After back-to-back wildly disappointing campaigns, there is no questioning that Beasley was a potential cap casualty heading into this offseason. His fifth-year option schedules to pay him nearly $13 million in 2019, and to say it nicely, he’s been worth nothing close to that these past two years. The Falcons can cut him for nothing before the start of the new season (March 13th), but there has not been anything from the organization that indicates they are thinking about doing so.
When asked on Wednesday about the contracts of Grady Jarrett, Julio Jones, and Vic Beasley Jr., Quinn said that he did not have any updates on their situations and that he will have some more information at the combine.
#Falcons coach Dan Quinn did not have any updates on Julio Jones, Grady Jarrett or Vic Beasley. Said he'll have some updates at the combine. He's set to speak next Wednesday from Indianapolis.

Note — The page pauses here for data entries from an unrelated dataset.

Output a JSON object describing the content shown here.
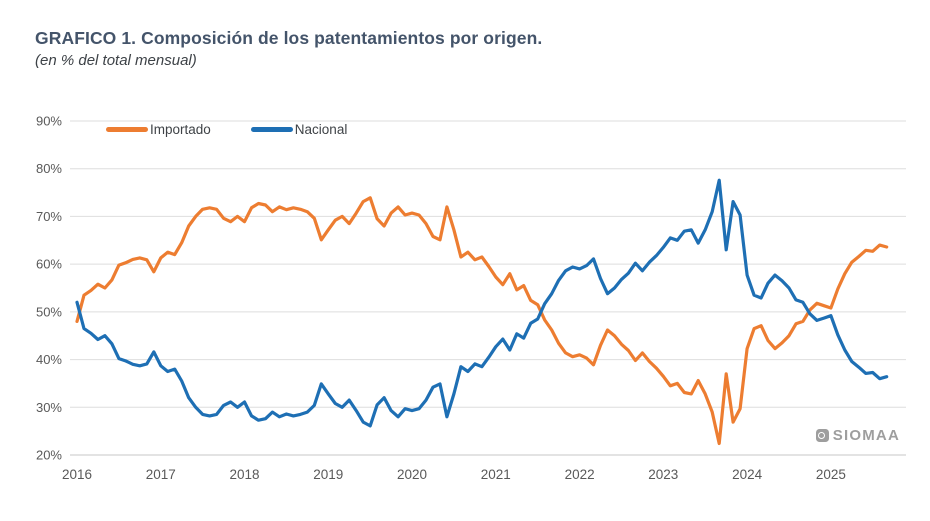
{
  "header": {
    "title": "GRAFICO 1. Composición de los patentamientos por origen.",
    "subtitle": "(en % del total mensual)"
  },
  "watermark": {
    "text": "SIOMAA"
  },
  "chart_data": {
    "type": "line",
    "title": "GRAFICO 1. Composición de los patentamientos por origen.",
    "subtitle": "(en % del total mensual)",
    "frequency": "monthly",
    "x_start": "2016-01",
    "x_end": "2025-09",
    "x_ticks": [
      "2016",
      "2017",
      "2018",
      "2019",
      "2020",
      "2021",
      "2022",
      "2023",
      "2024",
      "2025"
    ],
    "ylim": [
      20,
      90
    ],
    "ytick_step": 10,
    "ytick_suffix": "%",
    "grid": "horizontal",
    "legend_position": "top-left",
    "series": [
      {
        "name": "Importado",
        "color": "#ED7D31",
        "values": [
          48.0,
          53.5,
          54.5,
          55.8,
          55.0,
          56.7,
          59.8,
          60.3,
          61.0,
          61.3,
          60.9,
          58.4,
          61.3,
          62.5,
          62.0,
          64.5,
          68.0,
          70.0,
          71.5,
          71.8,
          71.5,
          69.6,
          68.9,
          70.0,
          68.9,
          71.8,
          72.7,
          72.4,
          71.0,
          72.0,
          71.4,
          71.8,
          71.5,
          71.0,
          69.6,
          65.1,
          67.2,
          69.2,
          70.0,
          68.5,
          70.7,
          73.1,
          73.9,
          69.5,
          68.0,
          70.7,
          72.0,
          70.3,
          70.7,
          70.3,
          68.5,
          65.8,
          65.1,
          72.0,
          67.2,
          61.5,
          62.5,
          60.9,
          61.5,
          59.5,
          57.3,
          55.7,
          58.0,
          54.6,
          55.5,
          52.4,
          51.5,
          48.3,
          46.2,
          43.4,
          41.4,
          40.6,
          41.0,
          40.3,
          38.9,
          43.0,
          46.2,
          45.0,
          43.2,
          41.9,
          39.8,
          41.4,
          39.6,
          38.2,
          36.5,
          34.5,
          35.0,
          33.1,
          32.8,
          35.6,
          32.8,
          29.0,
          22.4,
          37.0,
          26.9,
          29.7,
          42.3,
          46.5,
          47.1,
          44.0,
          42.3,
          43.5,
          45.0,
          47.5,
          48.0,
          50.4,
          51.8,
          51.3,
          50.8,
          54.8,
          58.0,
          60.4,
          61.6,
          62.9,
          62.7,
          64.0,
          63.6
        ]
      },
      {
        "name": "Nacional",
        "color": "#1E6FB4",
        "values": [
          52.0,
          46.5,
          45.5,
          44.2,
          45.0,
          43.3,
          40.2,
          39.7,
          39.0,
          38.7,
          39.1,
          41.6,
          38.7,
          37.5,
          38.0,
          35.5,
          32.0,
          30.0,
          28.5,
          28.2,
          28.5,
          30.4,
          31.1,
          30.0,
          31.1,
          28.2,
          27.3,
          27.6,
          29.0,
          28.0,
          28.6,
          28.2,
          28.5,
          29.0,
          30.4,
          34.9,
          32.8,
          30.8,
          30.0,
          31.5,
          29.3,
          26.9,
          26.1,
          30.5,
          32.0,
          29.3,
          28.0,
          29.7,
          29.3,
          29.7,
          31.5,
          34.2,
          34.9,
          28.0,
          32.8,
          38.5,
          37.5,
          39.1,
          38.5,
          40.5,
          42.7,
          44.3,
          42.0,
          45.4,
          44.5,
          47.6,
          48.5,
          51.7,
          53.8,
          56.6,
          58.6,
          59.4,
          59.0,
          59.7,
          61.1,
          57.0,
          53.8,
          55.0,
          56.8,
          58.1,
          60.2,
          58.6,
          60.4,
          61.8,
          63.5,
          65.5,
          65.0,
          66.9,
          67.2,
          64.4,
          67.2,
          71.0,
          77.6,
          63.0,
          73.1,
          70.3,
          57.7,
          53.5,
          52.9,
          56.0,
          57.7,
          56.5,
          55.0,
          52.5,
          52.0,
          49.6,
          48.2,
          48.7,
          49.2,
          45.2,
          42.0,
          39.6,
          38.4,
          37.1,
          37.3,
          36.0,
          36.4
        ]
      }
    ]
  }
}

— D. Orlando Ledbetter (@DOrlandoAJC) February 20, 2019
Maybe that means – between now and then – the Falcons will decide on Beasley’s fate. But as the days go by, it becomes more and more likely Atlanta will hang onto Beasley in the 2019 season.
Jeff Schultz, a beat writer for the Athletic, has said several times this offseason that Atlanta will not be releasing Beasley. Instead, they will be restructuring his contract at a lower number.

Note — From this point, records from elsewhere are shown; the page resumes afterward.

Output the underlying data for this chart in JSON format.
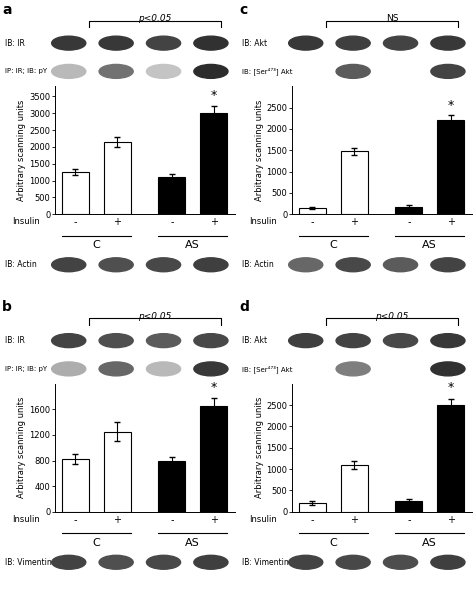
{
  "panels": [
    {
      "label": "a",
      "bar_values": [
        1250,
        2150,
        1100,
        3000
      ],
      "bar_errors": [
        100,
        150,
        80,
        200
      ],
      "bar_colors": [
        "white",
        "white",
        "black",
        "black"
      ],
      "ylim": [
        0,
        3800
      ],
      "yticks": [
        0,
        500,
        1000,
        1500,
        2000,
        2500,
        3000,
        3500
      ],
      "significance": "p<0.05",
      "wb_label1": "IB: IR",
      "wb_label2": "IP: IR; IB: pY",
      "loading_label": "IB: Actin",
      "star_bar": 3,
      "wb1_intensities": [
        0.85,
        0.85,
        0.8,
        0.88
      ],
      "wb2_intensities": [
        0.3,
        0.6,
        0.25,
        0.9
      ],
      "loading_intensities": [
        0.8,
        0.75,
        0.78,
        0.82
      ]
    },
    {
      "label": "b",
      "bar_values": [
        820,
        1250,
        800,
        1650
      ],
      "bar_errors": [
        80,
        150,
        60,
        120
      ],
      "bar_colors": [
        "white",
        "white",
        "black",
        "black"
      ],
      "ylim": [
        0,
        2000
      ],
      "yticks": [
        0,
        400,
        800,
        1200,
        1600
      ],
      "significance": "p<0.05",
      "wb_label1": "IB: IR",
      "wb_label2": "IP: IR; IB: pY",
      "loading_label": "IB: Vimentin",
      "star_bar": 3,
      "wb1_intensities": [
        0.8,
        0.75,
        0.7,
        0.78
      ],
      "wb2_intensities": [
        0.35,
        0.65,
        0.3,
        0.85
      ],
      "loading_intensities": [
        0.8,
        0.75,
        0.78,
        0.82
      ]
    },
    {
      "label": "c",
      "bar_values": [
        150,
        1480,
        180,
        2200
      ],
      "bar_errors": [
        30,
        80,
        40,
        120
      ],
      "bar_colors": [
        "white",
        "white",
        "black",
        "black"
      ],
      "ylim": [
        0,
        3000
      ],
      "yticks": [
        0,
        500,
        1000,
        1500,
        2000,
        2500
      ],
      "significance": "NS",
      "wb_label1": "IB: Akt",
      "wb_label2": "IB: [Ser⁴⁷³] Akt",
      "loading_label": "IB: Actin",
      "star_bar": 3,
      "wb1_intensities": [
        0.85,
        0.82,
        0.8,
        0.85
      ],
      "wb2_intensities": [
        0.05,
        0.7,
        0.05,
        0.8
      ],
      "loading_intensities": [
        0.65,
        0.78,
        0.7,
        0.8
      ]
    },
    {
      "label": "d",
      "bar_values": [
        200,
        1100,
        250,
        2500
      ],
      "bar_errors": [
        40,
        100,
        50,
        150
      ],
      "bar_colors": [
        "white",
        "white",
        "black",
        "black"
      ],
      "ylim": [
        0,
        3000
      ],
      "yticks": [
        0,
        500,
        1000,
        1500,
        2000,
        2500
      ],
      "significance": "p<0.05",
      "wb_label1": "IB: Akt",
      "wb_label2": "IB: [Ser⁴⁷³] Akt",
      "loading_label": "IB: Vimentin",
      "star_bar": 3,
      "wb1_intensities": [
        0.82,
        0.8,
        0.78,
        0.85
      ],
      "wb2_intensities": [
        0.05,
        0.55,
        0.05,
        0.88
      ],
      "loading_intensities": [
        0.8,
        0.78,
        0.76,
        0.82
      ]
    }
  ],
  "ylabel": "Arbitrary scanning units",
  "group_labels": [
    "C",
    "AS"
  ],
  "background_color": "#ffffff"
}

Beasley not coming in at $12.8. He'll be redone at lower price. https://t.co/UMZBnOmoVI
— Jeff Schultz (@JeffSchultzATL) February 20, 2019
It’s unknown if this is from sources or just speculation, but it’s safe to say Schultz is a pretty plugged-in guy to the Falcons organization. I’m not entirely sold on the Falcons keeping Beasley, but outside of him, Steven Means and Takk McKinley are the only other defensive ends on the roster. That’s not exactly a position the organization wants to be in either.
Which leads to the question: What does a contract restructure look like that is appealing to both the Falcons and Beasley?

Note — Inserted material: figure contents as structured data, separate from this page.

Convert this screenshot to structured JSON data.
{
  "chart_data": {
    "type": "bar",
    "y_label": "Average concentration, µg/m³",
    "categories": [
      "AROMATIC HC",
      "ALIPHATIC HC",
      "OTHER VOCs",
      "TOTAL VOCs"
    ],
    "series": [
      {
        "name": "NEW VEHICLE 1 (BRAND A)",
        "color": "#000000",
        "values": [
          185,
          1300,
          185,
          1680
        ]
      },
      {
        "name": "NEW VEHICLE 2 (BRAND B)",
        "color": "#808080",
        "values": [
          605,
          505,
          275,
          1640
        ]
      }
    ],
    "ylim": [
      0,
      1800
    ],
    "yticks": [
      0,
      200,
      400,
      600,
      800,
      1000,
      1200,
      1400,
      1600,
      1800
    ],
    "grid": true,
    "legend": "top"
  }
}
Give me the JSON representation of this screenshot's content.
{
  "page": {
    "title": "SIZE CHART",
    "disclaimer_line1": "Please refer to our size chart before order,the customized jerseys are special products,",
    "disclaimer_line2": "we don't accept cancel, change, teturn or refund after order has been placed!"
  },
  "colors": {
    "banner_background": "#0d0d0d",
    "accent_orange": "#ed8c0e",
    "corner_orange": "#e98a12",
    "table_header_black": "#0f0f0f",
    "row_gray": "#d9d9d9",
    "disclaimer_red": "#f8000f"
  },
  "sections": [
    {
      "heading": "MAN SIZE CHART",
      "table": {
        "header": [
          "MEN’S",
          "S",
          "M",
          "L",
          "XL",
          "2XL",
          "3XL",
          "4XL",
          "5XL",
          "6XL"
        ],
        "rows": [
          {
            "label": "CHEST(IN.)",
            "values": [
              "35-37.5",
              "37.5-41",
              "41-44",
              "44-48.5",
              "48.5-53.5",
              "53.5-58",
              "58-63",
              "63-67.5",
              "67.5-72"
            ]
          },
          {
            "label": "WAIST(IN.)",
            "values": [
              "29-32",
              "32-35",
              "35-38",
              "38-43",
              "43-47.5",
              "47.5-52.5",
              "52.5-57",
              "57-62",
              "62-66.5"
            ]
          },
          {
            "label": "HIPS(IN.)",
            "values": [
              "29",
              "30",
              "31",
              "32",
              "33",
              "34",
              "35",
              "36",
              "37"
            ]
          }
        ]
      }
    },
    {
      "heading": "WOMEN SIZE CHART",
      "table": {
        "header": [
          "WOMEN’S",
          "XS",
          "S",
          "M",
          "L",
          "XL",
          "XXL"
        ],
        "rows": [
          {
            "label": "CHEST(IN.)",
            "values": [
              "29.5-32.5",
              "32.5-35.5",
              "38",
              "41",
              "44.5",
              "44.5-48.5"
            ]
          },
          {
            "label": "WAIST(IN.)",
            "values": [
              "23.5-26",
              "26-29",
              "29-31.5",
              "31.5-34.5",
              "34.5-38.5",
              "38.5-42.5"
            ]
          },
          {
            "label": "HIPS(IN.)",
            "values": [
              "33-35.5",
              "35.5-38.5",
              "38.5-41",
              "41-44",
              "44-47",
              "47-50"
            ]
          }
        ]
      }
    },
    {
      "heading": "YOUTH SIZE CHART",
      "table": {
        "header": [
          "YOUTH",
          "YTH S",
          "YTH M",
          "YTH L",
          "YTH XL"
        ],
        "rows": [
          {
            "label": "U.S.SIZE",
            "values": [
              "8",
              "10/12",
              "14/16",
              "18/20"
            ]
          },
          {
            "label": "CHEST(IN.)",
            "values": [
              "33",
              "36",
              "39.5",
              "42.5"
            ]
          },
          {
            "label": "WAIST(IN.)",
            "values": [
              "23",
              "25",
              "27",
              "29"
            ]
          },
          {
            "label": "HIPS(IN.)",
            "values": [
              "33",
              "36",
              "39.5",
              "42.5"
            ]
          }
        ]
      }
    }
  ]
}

To do that, you have to look at what other players at his position are currently making. The $12.81 million Beasley is scheduled to make next season would put him at a higher number than Carlos Dunlap and a smidge lower than Cameron Jordan. There’s no questioning Beasley is not comparable to either of those two players, so if he were to hit free agency, it’s doubtful he would get a deal that pays him that much – even with the rise in the salary cap.
By production, Beasley has put up similar numbers to Alex Okafor, and that may be generous. Okafor opted out of the final year of his deal with the Saints and is set to hit free agency. However, Okafor was set to make less than $2 million in 2019 if he didn’t opt out. He will surely get a raise, perhaps somewhere in the $6 million range.
The Falcons would love to bring Beasley back at a number around $6 million, but that’s not taking into account Beasley’s name value, which is far more impressive than his actual worth. Beasley is an unbelievable physical specimen. On the surface, it looks like he eats quarterbacks for breakfast, lunch, and dinner. And there are organizations out there that remember his spectacular 15.5 sack campaign back in 2016.
Those two things alone will result in Beasley getting overpaid if he hits the market, so if the Falcons want to keep him, they are going to have to come up from the $6 million his production has been worth over the last two seasons. Atlanta is going to have to offer at least $8 million, maybe even $9 million, to retain Beasley.
That would still be a massive overpay for what he has produced, but given his potential market, and the fact that the Falcons are beyond thin at the defensive end position; saving $3-4 million while restructuring his contract may be the best way to go. It’s an intriguing situation to monitor because there is no way the Falcons can justify bringing him back at his current number, and players are not thrilled to hear the words “pay cut.”